Amber Waves Red Wheat Ale

5 gallons, all-grain

Ingredients:

  • 4 lbs. lager malt
  • 2 lbs. dark wheat malt
  • 1 lb. light wheat malt
  • 1/2 lb. 120°L crystal malt
  • 1 oz. roasted barley
  • 1 oz. Styrian Goldings hop pellets (@ 7.0% aa)
  • 1 oz. Cascades hop pellets (@ 7.3% aa)
  • White Labs Irish Ale yeast (WLP004)
  • 3/4 cup corn sugar (for priming)

Procedure: Crush grains. Heat 14 quarts water to 165°F. Mash in grains and hold at 154°F for 60 minutes. Heat another 14 quarts to 170°F, begin runoff and sparge. Collect 26 quarts sweet wort. Bring to boil, add Styrian Goldings hops. Boil 75 minutes, add Cascades hops. Boil 15 more minutes (90 total), remove from heat. Chill to 80°F, take hydrometer reading. Pour into a sanitized fermenter, splashing well to aerate. Add yeast, seal and ferment at 70°F for 8 – 10 days. Rack to secondary, age 10 – 14 days at 65°F. Prime with corn sugar, bottle and condition 10 – 14 days.

OG: 1050

IBU’s: 40.6

Notes on style: There are none, as this is something I made up. Well, there are dark wheat beers and amber ales with wheat in them, but not like mine… I expect this will be like a medium-bodied “amber ale”, whatever that is, with a slightly breadier/more cracker-like malt profile… not much hop aroma, more focus on the malt in general…
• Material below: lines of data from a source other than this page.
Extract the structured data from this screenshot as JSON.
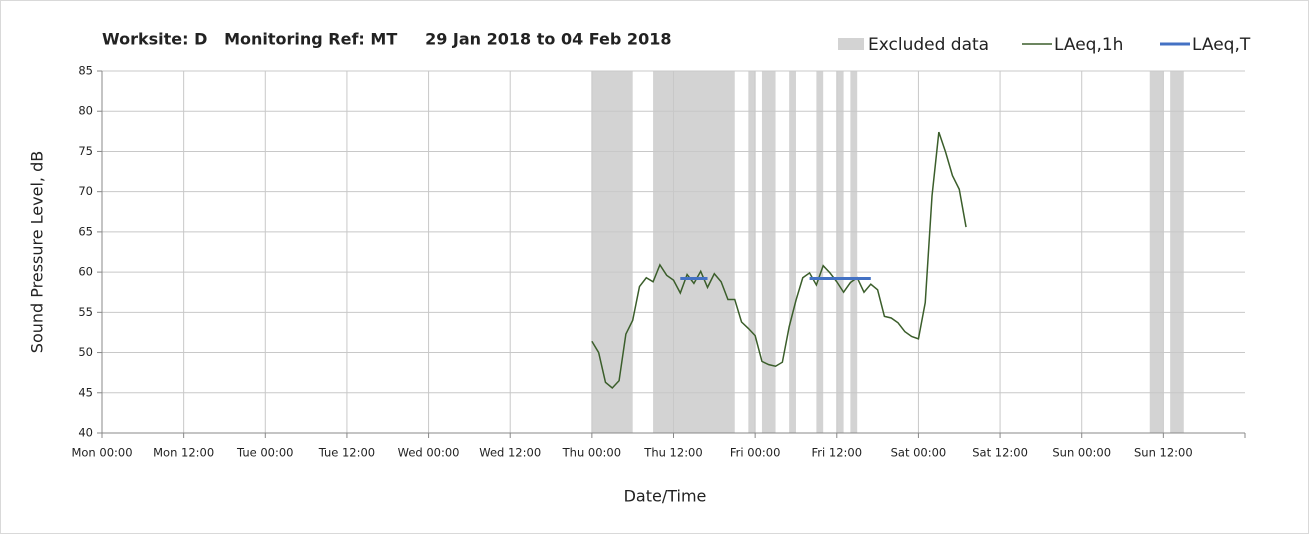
{
  "chart_data": {
    "type": "line",
    "title": "Worksite: D   Monitoring Ref: MT     29 Jan 2018 to 04 Feb 2018",
    "x_label": "Date/Time",
    "y_label": "Sound Pressure Level, dB",
    "xlim": [
      0,
      168
    ],
    "xticks": [
      {
        "value": 0,
        "label": "Mon 00:00"
      },
      {
        "value": 12,
        "label": "Mon 12:00"
      },
      {
        "value": 24,
        "label": "Tue 00:00"
      },
      {
        "value": 36,
        "label": "Tue 12:00"
      },
      {
        "value": 48,
        "label": "Wed 00:00"
      },
      {
        "value": 60,
        "label": "Wed 12:00"
      },
      {
        "value": 72,
        "label": "Thu 00:00"
      },
      {
        "value": 84,
        "label": "Thu 12:00"
      },
      {
        "value": 96,
        "label": "Fri 00:00"
      },
      {
        "value": 108,
        "label": "Fri 12:00"
      },
      {
        "value": 120,
        "label": "Sat 00:00"
      },
      {
        "value": 132,
        "label": "Sat 12:00"
      },
      {
        "value": 144,
        "label": "Sun 00:00"
      },
      {
        "value": 156,
        "label": "Sun 12:00"
      }
    ],
    "ylim": [
      40,
      85
    ],
    "yticks": [
      40,
      45,
      50,
      55,
      60,
      65,
      70,
      75,
      80,
      85
    ],
    "grid": true,
    "legend": "top-right",
    "excluded": {
      "name": "Excluded data",
      "color": "#d3d3d3",
      "ranges": [
        [
          72,
          78
        ],
        [
          81,
          93
        ],
        [
          95,
          96
        ],
        [
          97,
          99
        ],
        [
          101,
          102
        ],
        [
          105,
          106
        ],
        [
          108,
          109
        ],
        [
          110,
          111
        ],
        [
          154,
          156
        ],
        [
          157,
          159
        ]
      ]
    },
    "series": [
      {
        "name": "LAeq,1h",
        "color": "#3b5e2b",
        "x": [
          72,
          73,
          74,
          75,
          76,
          77,
          78,
          79,
          80,
          81,
          82,
          83,
          84,
          85,
          86,
          87,
          88,
          89,
          90,
          91,
          92,
          93,
          94,
          95,
          96,
          97,
          98,
          99,
          100,
          101,
          102,
          103,
          104,
          105,
          106,
          107,
          108,
          109,
          110,
          111,
          112,
          113,
          114,
          115,
          116,
          117,
          118,
          119,
          120,
          121,
          122,
          123,
          124,
          125,
          126,
          127
        ],
        "values": [
          51.4,
          50,
          46.3,
          45.6,
          46.5,
          52.3,
          54,
          58.2,
          59.3,
          58.8,
          60.9,
          59.6,
          59,
          57.4,
          59.7,
          58.6,
          60.1,
          58.1,
          59.8,
          58.8,
          56.6,
          56.6,
          53.8,
          53,
          52.1,
          48.9,
          48.5,
          48.3,
          48.8,
          53.2,
          56.5,
          59.3,
          59.9,
          58.4,
          60.8,
          59.9,
          58.8,
          57.5,
          58.7,
          59.3,
          57.5,
          58.5,
          57.8,
          54.5,
          54.3,
          53.7,
          52.6,
          52,
          51.7,
          56.2,
          69.5,
          77.4,
          74.9,
          72,
          70.3,
          65.6
        ]
      },
      {
        "name": "LAeq,T",
        "color": "#4472c4",
        "segments": [
          {
            "x": [
              85,
              89
            ],
            "values": [
              59.2,
              59.2
            ]
          },
          {
            "x": [
              104,
              113
            ],
            "values": [
              59.2,
              59.2
            ]
          }
        ]
      }
    ]
  }
}
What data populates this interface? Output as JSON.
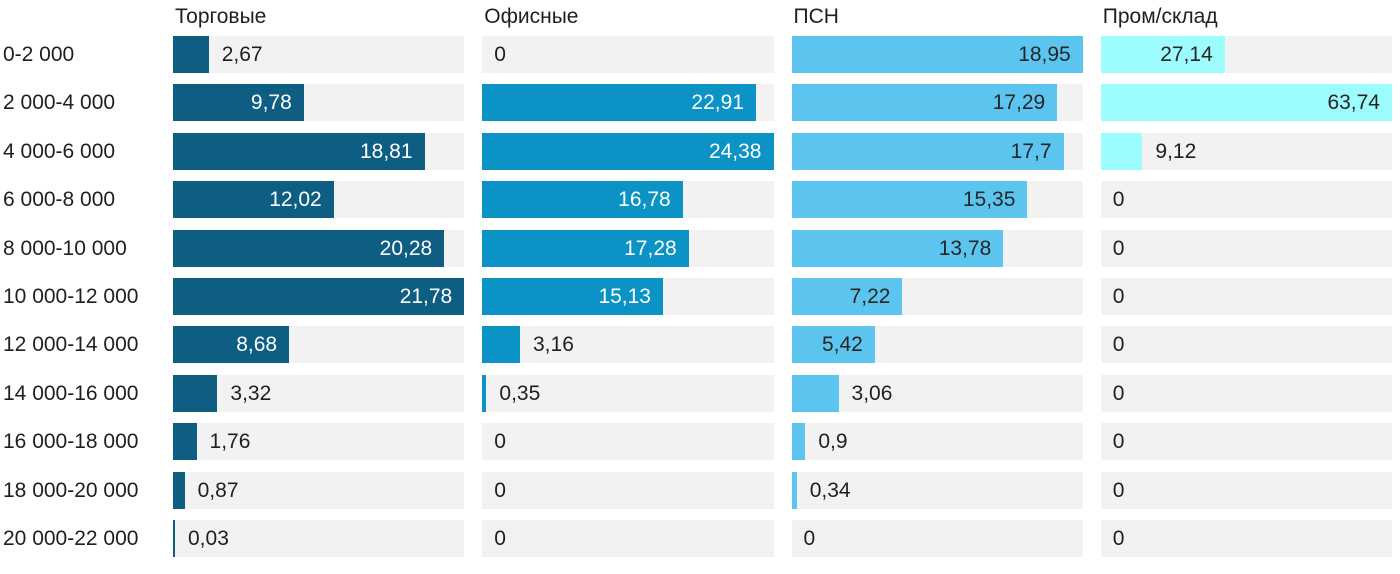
{
  "chart_data": {
    "type": "bar",
    "orientation": "horizontal",
    "title": "",
    "value_format": "comma-decimal",
    "grid": false,
    "legend_position": "column-headers-top",
    "categories": [
      "0-2 000",
      "2 000-4 000",
      "4 000-6 000",
      "6 000-8 000",
      "8 000-10 000",
      "10 000-12 000",
      "12 000-14 000",
      "14 000-16 000",
      "16 000-18 000",
      "18 000-20 000",
      "20 000-22 000"
    ],
    "series": [
      {
        "name": "Торговые",
        "color": "#0E5E84",
        "inside_label_color": "#FFFFFF",
        "axis_max": 21.78,
        "values": [
          2.67,
          9.78,
          18.81,
          12.02,
          20.28,
          21.78,
          8.68,
          3.32,
          1.76,
          0.87,
          0.03
        ],
        "labels": [
          "2,67",
          "9,78",
          "18,81",
          "12,02",
          "20,28",
          "21,78",
          "8,68",
          "3,32",
          "1,76",
          "0,87",
          "0,03"
        ]
      },
      {
        "name": "Офисные",
        "color": "#0A93C4",
        "inside_label_color": "#FFFFFF",
        "axis_max": 24.38,
        "values": [
          0,
          22.91,
          24.38,
          16.78,
          17.28,
          15.13,
          3.16,
          0.35,
          0,
          0,
          0
        ],
        "labels": [
          "0",
          "22,91",
          "24,38",
          "16,78",
          "17,28",
          "15,13",
          "3,16",
          "0,35",
          "0",
          "0",
          "0"
        ]
      },
      {
        "name": "ПСН",
        "color": "#5BC5F0",
        "inside_label_color": "#262626",
        "axis_max": 18.95,
        "values": [
          18.95,
          17.29,
          17.7,
          15.35,
          13.78,
          7.22,
          5.42,
          3.06,
          0.9,
          0.34,
          0
        ],
        "labels": [
          "18,95",
          "17,29",
          "17,7",
          "15,35",
          "13,78",
          "7,22",
          "5,42",
          "3,06",
          "0,9",
          "0,34",
          "0"
        ]
      },
      {
        "name": "Пром/склад",
        "color": "#9DFCFE",
        "inside_label_color": "#262626",
        "axis_max": 63.74,
        "values": [
          27.14,
          63.74,
          9.12,
          0,
          0,
          0,
          0,
          0,
          0,
          0,
          0
        ],
        "labels": [
          "27,14",
          "63,74",
          "9,12",
          "0",
          "0",
          "0",
          "0",
          "0",
          "0",
          "0",
          "0"
        ]
      }
    ],
    "colors": {
      "track_background": "#F2F2F3",
      "text": "#1F1F1F",
      "background": "#FFFFFF"
    }
  }
}
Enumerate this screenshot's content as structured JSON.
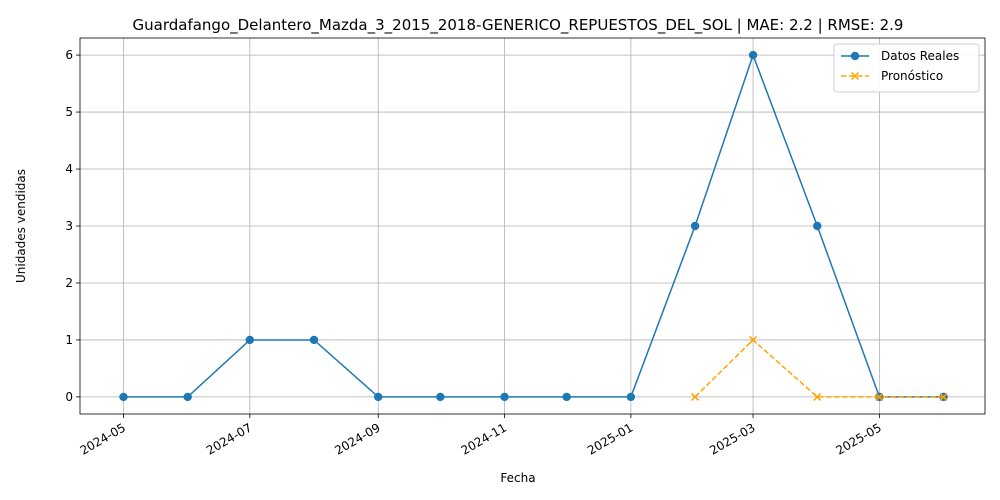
{
  "chart_data": {
    "type": "line",
    "title": "Guardafango_Delantero_Mazda_3_2015_2018-GENERICO_REPUESTOS_DEL_SOL | MAE: 2.2 | RMSE: 2.9",
    "xlabel": "Fecha",
    "ylabel": "Unidades vendidas",
    "grid": true,
    "legend_position": "top-right",
    "x_type": "date",
    "xlim": [
      "2024-04-10",
      "2025-06-21"
    ],
    "ylim": [
      -0.3,
      6.3
    ],
    "x_ticks": [
      "2024-05",
      "2024-07",
      "2024-09",
      "2024-11",
      "2025-01",
      "2025-03",
      "2025-05"
    ],
    "x_tick_dates": [
      "2024-05-01",
      "2024-07-01",
      "2024-09-01",
      "2024-11-01",
      "2025-01-01",
      "2025-03-01",
      "2025-05-01"
    ],
    "y_ticks": [
      0,
      1,
      2,
      3,
      4,
      5,
      6
    ],
    "series": [
      {
        "name": "Datos Reales",
        "color": "#1f77b4",
        "marker": "circle",
        "line_style": "solid",
        "x": [
          "2024-05-01",
          "2024-06-01",
          "2024-07-01",
          "2024-08-01",
          "2024-09-01",
          "2024-10-01",
          "2024-11-01",
          "2024-12-01",
          "2025-01-01",
          "2025-02-01",
          "2025-03-01",
          "2025-04-01",
          "2025-05-01",
          "2025-06-01"
        ],
        "values": [
          0,
          0,
          1,
          1,
          0,
          0,
          0,
          0,
          0,
          3,
          6,
          3,
          0,
          0
        ]
      },
      {
        "name": "Pronóstico",
        "color": "#ffa500",
        "marker": "x",
        "line_style": "dashed",
        "x": [
          "2025-02-01",
          "2025-03-01",
          "2025-04-01",
          "2025-05-01",
          "2025-06-01"
        ],
        "values": [
          0,
          1,
          0,
          0,
          0
        ]
      }
    ]
  }
}
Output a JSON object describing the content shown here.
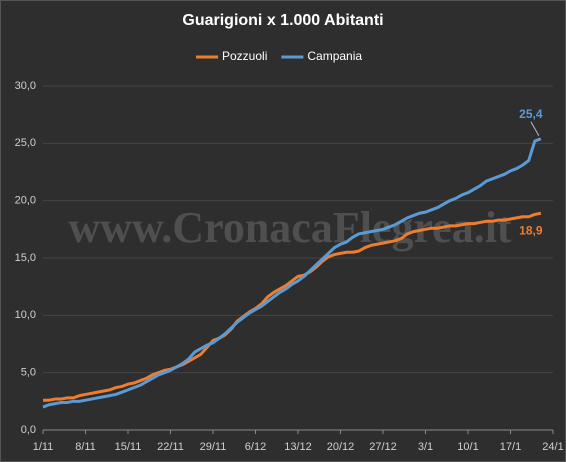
{
  "chart_data": {
    "type": "line",
    "title": "Guarigioni  x 1.000 Abitanti",
    "watermark": "www.CronacaFlegrea.it",
    "categories": [
      "1/11",
      null,
      null,
      null,
      null,
      null,
      null,
      "8/11",
      null,
      null,
      null,
      null,
      null,
      null,
      "15/11",
      null,
      null,
      null,
      null,
      null,
      null,
      "22/11",
      null,
      null,
      null,
      null,
      null,
      null,
      "29/11",
      null,
      null,
      null,
      null,
      null,
      null,
      "6/12",
      null,
      null,
      null,
      null,
      null,
      null,
      "13/12",
      null,
      null,
      null,
      null,
      null,
      null,
      "20/12",
      null,
      null,
      null,
      null,
      null,
      null,
      "27/12",
      null,
      null,
      null,
      null,
      null,
      null,
      "3/1",
      null,
      null,
      null,
      null,
      null,
      null,
      "10/1",
      null,
      null,
      null,
      null,
      null,
      null,
      "17/1",
      null,
      null,
      null,
      null,
      null,
      null,
      "24/1"
    ],
    "series": [
      {
        "name": "Pozzuoli",
        "color": "#ed7d31",
        "values": [
          2.6,
          2.6,
          2.7,
          2.7,
          2.8,
          2.8,
          3.0,
          3.1,
          3.2,
          3.3,
          3.4,
          3.5,
          3.7,
          3.8,
          4.0,
          4.1,
          4.3,
          4.5,
          4.8,
          5.0,
          5.2,
          5.3,
          5.5,
          5.7,
          6.0,
          6.3,
          6.6,
          7.2,
          7.8,
          8.0,
          8.3,
          8.8,
          9.5,
          9.9,
          10.3,
          10.6,
          11.0,
          11.6,
          12.0,
          12.3,
          12.6,
          13.0,
          13.4,
          13.5,
          13.8,
          14.2,
          14.7,
          15.1,
          15.3,
          15.4,
          15.5,
          15.5,
          15.6,
          15.9,
          16.1,
          16.2,
          16.3,
          16.4,
          16.5,
          16.7,
          17.1,
          17.3,
          17.4,
          17.5,
          17.6,
          17.6,
          17.7,
          17.8,
          17.8,
          17.9,
          18.0,
          18.0,
          18.1,
          18.2,
          18.2,
          18.3,
          18.3,
          18.4,
          18.5,
          18.6,
          18.6,
          18.8,
          18.9,
          null,
          null
        ],
        "value_labels": [
          null,
          null,
          null,
          null,
          null,
          null,
          null,
          null,
          null,
          null,
          null,
          null,
          null,
          null,
          null,
          null,
          null,
          null,
          null,
          null,
          null,
          null,
          null,
          null,
          null,
          null,
          null,
          null,
          null,
          null,
          null,
          null,
          null,
          null,
          null,
          null,
          null,
          null,
          null,
          null,
          null,
          null,
          null,
          null,
          null,
          null,
          null,
          null,
          null,
          null,
          null,
          null,
          null,
          null,
          null,
          null,
          null,
          null,
          null,
          null,
          null,
          null,
          null,
          null,
          null,
          null,
          null,
          null,
          null,
          null,
          null,
          null,
          null,
          null,
          null,
          null,
          null,
          null,
          null,
          null,
          null,
          null,
          "18,9",
          null,
          null
        ]
      },
      {
        "name": "Campania",
        "color": "#5b9bd5",
        "values": [
          2.0,
          2.2,
          2.3,
          2.4,
          2.4,
          2.5,
          2.5,
          2.6,
          2.7,
          2.8,
          2.9,
          3.0,
          3.1,
          3.3,
          3.5,
          3.7,
          3.9,
          4.2,
          4.5,
          4.8,
          5.0,
          5.2,
          5.5,
          5.8,
          6.2,
          6.8,
          7.1,
          7.4,
          7.6,
          8.0,
          8.4,
          8.9,
          9.4,
          9.8,
          10.2,
          10.5,
          10.8,
          11.2,
          11.6,
          12.0,
          12.3,
          12.7,
          13.0,
          13.4,
          13.9,
          14.4,
          14.9,
          15.4,
          15.9,
          16.2,
          16.4,
          16.8,
          17.1,
          17.2,
          17.3,
          17.4,
          17.5,
          17.7,
          17.9,
          18.2,
          18.5,
          18.7,
          18.9,
          19.0,
          19.2,
          19.4,
          19.7,
          20.0,
          20.2,
          20.5,
          20.7,
          21.0,
          21.3,
          21.7,
          21.9,
          22.1,
          22.3,
          22.6,
          22.8,
          23.1,
          23.5,
          25.2,
          25.4,
          null,
          null
        ],
        "value_labels": [
          null,
          null,
          null,
          null,
          null,
          null,
          null,
          null,
          null,
          null,
          null,
          null,
          null,
          null,
          null,
          null,
          null,
          null,
          null,
          null,
          null,
          null,
          null,
          null,
          null,
          null,
          null,
          null,
          null,
          null,
          null,
          null,
          null,
          null,
          null,
          null,
          null,
          null,
          null,
          null,
          null,
          null,
          null,
          null,
          null,
          null,
          null,
          null,
          null,
          null,
          null,
          null,
          null,
          null,
          null,
          null,
          null,
          null,
          null,
          null,
          null,
          null,
          null,
          null,
          null,
          null,
          null,
          null,
          null,
          null,
          null,
          null,
          null,
          null,
          null,
          null,
          null,
          null,
          null,
          null,
          null,
          null,
          "25,4",
          null,
          null
        ]
      }
    ],
    "ylim": [
      0,
      30
    ],
    "yticks": [
      {
        "value": 0,
        "label": "0,0"
      },
      {
        "value": 5,
        "label": "5,0"
      },
      {
        "value": 10,
        "label": "10,0"
      },
      {
        "value": 15,
        "label": "15,0"
      },
      {
        "value": 20,
        "label": "20,0"
      },
      {
        "value": 25,
        "label": "25,0"
      },
      {
        "value": 30,
        "label": "30,0"
      }
    ],
    "grid": true,
    "legend": "top"
  }
}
Notes on brewing: Wanting to get a dryer, less full-bodied beer, I went with a higher mash temp than I usually do, as well as a shorter mash and a bit thinner consistency…


Celebrating with beer…

Tuesday, May 25th, 2010

This past Saturday my daughter graduated from college! No more payments, no more FAFSA and other financial aid forms, and probably no more graduation speeches to listen to! Worth celebrating, definitely! I’m pretty proud of my daughter, too – not only does she have a degree in Baking & Pastry Arts, and a full-time job right away in her field, but she also made reservations for a family luncheon at a brewpub a few minutes’ walk from the site of the graduation ceremony! Her father’s daughter, in many ways…

Eight of us shared a table at the Trinity Brewhouse in Providence, Rhode Island, right under their famous mural of the Last Supper (with John Lennon in the place of Jesus, Kurt Cobain as Judas, etc…). They had six beers on tap, and I got the six-beer sampler tray, not wanting to miss anything…

First up: a Kölsch. My Dad, a Bud drinker, enjoyed the Kölsch enough to have two. It was nice and bready, malty, crisp, Trinity says it is between 3 and 4% abv, with 18 IBU, and hopped with Galena.

Tommy’s Red Ale, a very malty Irish style ale, glowed a deep amber. At 4 to 5% abv and 28 IBUs, all Tettnang, it was yummy.

ESB: didn’t catch the name, nor the abv/IBU counts, but I’d guess it was around 35 – 40 IBU, very English tasting at first (Goldings?) but with an American (Cascade?) finish. Overall impression: hops, but pretty well balanced by malt.

Rhode Island IPA, their flagship, a multiple medal-winner, and the only beer they bottle at the moment (everything on tap is available in growlers at the pub, but the IPA can be found in dozens of retail outlets). 7% abv, 65 IBUs, all Kent Golding, according to the website. Very nice hop bitterness and a crisp balanced flavor. I had another pint.

Decadence Imperial IPA – brewed to celebrate 10 years in business, this is a big (10% abv) bitter (150 IBU’s) “wow” of a beer. Summit, Amarillo, Cascade and Simcoe hops, LOTS of malt…

Russian Imperial Stout – a beautiful opaque black beer, with a thick beige head. They say 8% and 60 IBU’s, hopped with Kent Goldings. Something in the yeast profile reminded us all of licorice or anise, but otherwise a nice rich beer…

The menu was fairly typical pub food, burgers, sandwiches, pizza, steaks and seafood, and the service was quite good. Get there early and be sure to make reservations – the place was hopping!